4.5.08

abismo multifacetado

e assim nós vivemos.
de vez em quando a crueldade vem à superfície, e se deixa ver.
nós vivemos na superfície - não nos apetece mergulhar.
é mais confortável olhar pra dentro.
não há meios de se optar pela escuridão.
uns, são deliberadamente empurrados.
mais fundo,
mais fundo. eternamente.
nós todos preferimos ignorá-la.
eu prefiro.

e enquanto uns julgam-se superiores,
ordenando balas, incendiando futuros, alardeando discursos.
outros gritam, em silêncio ou não, querem ver-se livres.
querem saber novamente definir a paz.
eu não sei.
eu não sei gritar.


a vida? a vida é sorte.
não cavamos nosso próprio abismo,
ele vem junto à nós.
e não há mesmo como fugir, contrariar o que nos foi determinado:
gritar, com desespero, pôr as vísceras pra fora,
ou mesmo rezar. pedir pela hora da partida.
cair aos poucos, ou de uma só vez.
esquecer-se.
cada um encontra sua própria dor da maneira que lhe apetece.

Eles dizem: dar a luz.
Uma criança, uma luz.
Mal sabe as dores que uma vida pode gerar.

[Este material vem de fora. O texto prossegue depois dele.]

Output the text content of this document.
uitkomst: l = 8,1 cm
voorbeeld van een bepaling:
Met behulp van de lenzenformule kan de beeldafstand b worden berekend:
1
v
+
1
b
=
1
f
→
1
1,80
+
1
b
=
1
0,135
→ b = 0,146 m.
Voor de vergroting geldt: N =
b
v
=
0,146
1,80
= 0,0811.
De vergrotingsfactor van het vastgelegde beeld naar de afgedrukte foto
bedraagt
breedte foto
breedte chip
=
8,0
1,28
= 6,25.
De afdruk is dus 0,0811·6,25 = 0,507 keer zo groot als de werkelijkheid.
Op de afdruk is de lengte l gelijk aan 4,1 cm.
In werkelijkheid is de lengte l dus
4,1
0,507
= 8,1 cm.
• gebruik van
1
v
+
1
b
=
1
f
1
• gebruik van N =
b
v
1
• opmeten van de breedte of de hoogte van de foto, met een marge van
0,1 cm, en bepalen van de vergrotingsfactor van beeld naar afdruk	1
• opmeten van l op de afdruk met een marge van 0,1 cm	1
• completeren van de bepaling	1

Quando a crueldade se mostra assim, só um pouco,
eu choro. eu me indigno. sinto-me indigna de participar deste grupo, desta raça, filo, espécie.
humanidade. chamam de desumano o que é cruel. quem é humano, então?
e a dor? é humana? é racionalizável?
e o descontrole?

eu neste momento sinto vontade de agradecer,
não sei nem a quem, por ter nascido de quem nasci.
onde nasci. com todos os órgãos de meu corpo.
por ter nascido em tempos de paz. por, por ventura, estar viva até hoje.
por não ter tido que encarar o que há por baixo.
não há justiça - não há.
somos distribuídos por mero acaso neste planeta, posto ao acaso num universo tão grande que a minha mente ilimitada não cabe medir. somos vítimas da sorte. do acaso.
é o que há de mais cruel. o acaso é o pior dos destinos.

e eu digo agora, sabendo o quão clichê vou soar,
sabendo o quanto repetem isso à exaustão.
eu sinto vontade de lutar pela justiça enquanto posso.
no plano em que eu posso. lutar pelo que há de desumano.
erradicá-lo, não ter mais que assistí-lo, nem superficialmente.
não precisar mais ignorá-lo. preste atenção:
quero ter o direito de tentar mudar.
apenas tentar. tentar a sorte.
nesta loteria de desenganos.

quero permitir-me iludir - desde que isso me leve a tentar. a lutar. a manter-me tentando, não importa o que aconteça. é o que há de subjetivo em nós que nos mantém firmes e fortes na objetividade. são meus sonhos quase irreais, utópicos, que me mantém acordando todos os dias pela manhã para tentar. tentar silenciosamente. tentar, ainda que ignorando. tentar. permitam-me. permitam-me escrever o que vocês não querem ler, permitam-me escrever para organizar minhas pequenas dores, tapar meus buracos. sei que ainda é cedo, mas já vou.